Requirements Specification


The process of specifying the requirements of the system is the process of capturing desired functionality of a system to be designed. In short, requirements describe the problem to be solved. Ideally, the requirements completely specify the desired behavior of the system from the end user's point-of-view. Requirements do not specify how the resulting system is achieved, which is the purpose of design, but rather what the outcome of the design should do. Thus, the end of the development process, it is the requirements that provide the measure of the success of the project. This measurement comparing the desired results (requirements) with the actual results obtained from the implementation is known as testing or verification.

The Participants

The process of specifying a new product is ideally executed by people with a broad range of expertise including the following domains of expertise.

A marketing experts understand what is needed or desired by the customers who will buy the product. Among other judgements, these experts should know what minimum feature sets are necessary to achieve the corporate goals.

Aesthetic experts are expected to focus on the appearance and usability of the product.

Both the marketing and the aesthetic experts are responsible for having their finger on the pulse of the end users.

Technical experts inject implementation feedback regarding technological risk and feasibility, rough schedule estimates, and implementation phasing suggestions, that reduce or prevent impossible or prohibitively expensive products from being specified.

Management arbitrates the process, provides input related to project funding and human resource issues, and is ultimately responsible for evaluating issues regarding various tradeoffs, and making the timely decisions that keep the process moving ahead.

The Pitfalls

There are two forces that must be balanced to achieve optimimum results in terms of the overall project development. Over-specification is the result of unrealistic expectations that confuse what is required with what is desired, and/or political feedback from the technical people that are uncomfortable with making more mundane decisions about how the product should be implemented. Both causes can result in a large product specification that is either ignored or used as a political ass-shield.

What is a Requirement?

Simply, a requirement is a statement of what the system must accomplish to be considered acceptable by the stake-holders. The most important stake-holder being the end user of the system (the customer), but other stake-holders include the parties responsible for the development, maintenance, manufacture, marketing and sales of the product.

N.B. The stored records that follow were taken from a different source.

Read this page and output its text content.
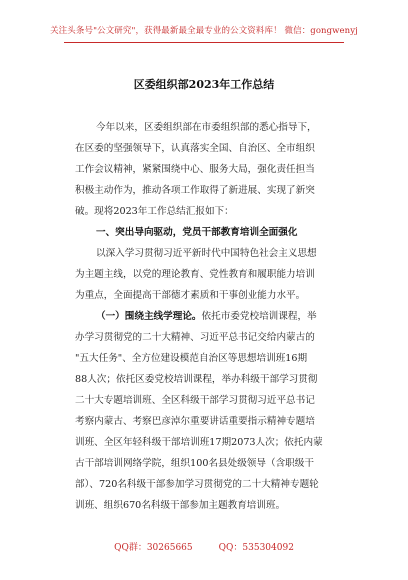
关注头条号"公文研究"，获得最新最全最专业的公文资料库！ 微信：gongwenyj
区委组织部2023年工作总结
今年以来，区委组织部在市委组织部的悉心指导下，
在区委的坚强领导下，认真落实全国、自治区、全市组织
工作会议精神，紧紧围绕中心、服务大局，强化责任担当
积极主动作为，推动各项工作取得了新进展、实现了新突
破。现将2023年工作总结汇报如下：
一、突出导向驱动，党员干部教育培训全面强化
以深入学习贯彻习近平新时代中国特色社会主义思想
为主题主线，以党的理论教育、党性教育和履职能力培训
为重点，全面提高干部德才素质和干事创业能力水平。
（一）围绕主线学理论。依托市委党校培训课程，举
办学习贯彻党的二十大精神、习近平总书记交给内蒙古的
"五大任务"、全方位建设模范自治区等思想培训班16期
88人次；依托区委党校培训课程，举办科级干部学习贯彻
二十大专题培训班、全区科级干部学习贯彻习近平总书记
考察内蒙古、考察巴彦淖尔重要讲话重要指示精神专题培
训班、全区年轻科级干部培训班17期2073人次；依托内蒙
古干部培训网络学院，组织100名县处级领导（含职级干
部）、720名科级干部参加学习贯彻党的二十大精神专题轮
训班、组织670名科级干部参加主题教育培训班。
QQ群：30265665	QQ：535304092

The following is a collection of attributes for each requirement.

That a requirement must be testable is most often stated by those responsible for product testing and verification. This excellent maxim encourages those responsible for requirements capture to focus on the quantitative aspects of the system, and to unambiguously capture details, eliminating the fuzzy fluff often contained within requirements documents. However, while fluff is eliminated, adhering to this policy has the result of increasing the volume of detail, exposing the true scope and impact of each requirement from a development and testing point-of-view.

It is the responsibility of the requirements capture process to describe what the system is to do. The responsibility for describing how the requirements will be realized is the responsibility of the design team. The requirements indirectly constrain the implementation by describing the physical and logical external components and systems with which the system must interact and the required response of the system to these interactions, but the design process is responsible for realizing those requirements.

Describing a system in terms of its externally observable behavior is a means of identifying and establishing the physical and logical boundaries of a system. As an example of the difference between the physical and logical boundaries, consider a system with an external 10/100 etherenet port. The ethernet port is a physical connection to the system, but over this physical boundary may pass an almost infinite number of connections to other systems and processes, each with its own layer of protocols.

Describing Behavior

From what we have seen, requirements capture involves the unambiguous description of the systems behavior. The implication is that requirements specification at this level involves a formalism with which many of the stake holders outside of development/engineering are unfamiliar. Such behavior descriptions are the forte of Finite State Machine (FSM) diagrams.

Expressing a behavior as a FSM diagram exposes many details and interactions which otherwise go unnoticed and unresolved during requirements capture. These issues inevitably result in system implementations that are unstable, unsatisfactory or impossible. Issues such as errors handling and other exceptional conditions must be captured for such models to be accurate.

While FSM diagrams describe the logical behavior of a system, there are other behaviors and constraints which are equally important that must be captured in more traditional ways. Performance requirements are among the most widely recognized, often specified, mis-understood and mis-represented of all requirements.

Simply stating that a system must be fast is worthless. What does it mean to be fast? What are the units of fast? How important is it to be fast? What is the impact of not being fast enough? Clearly, we need to be a bit more rigorous in our specification.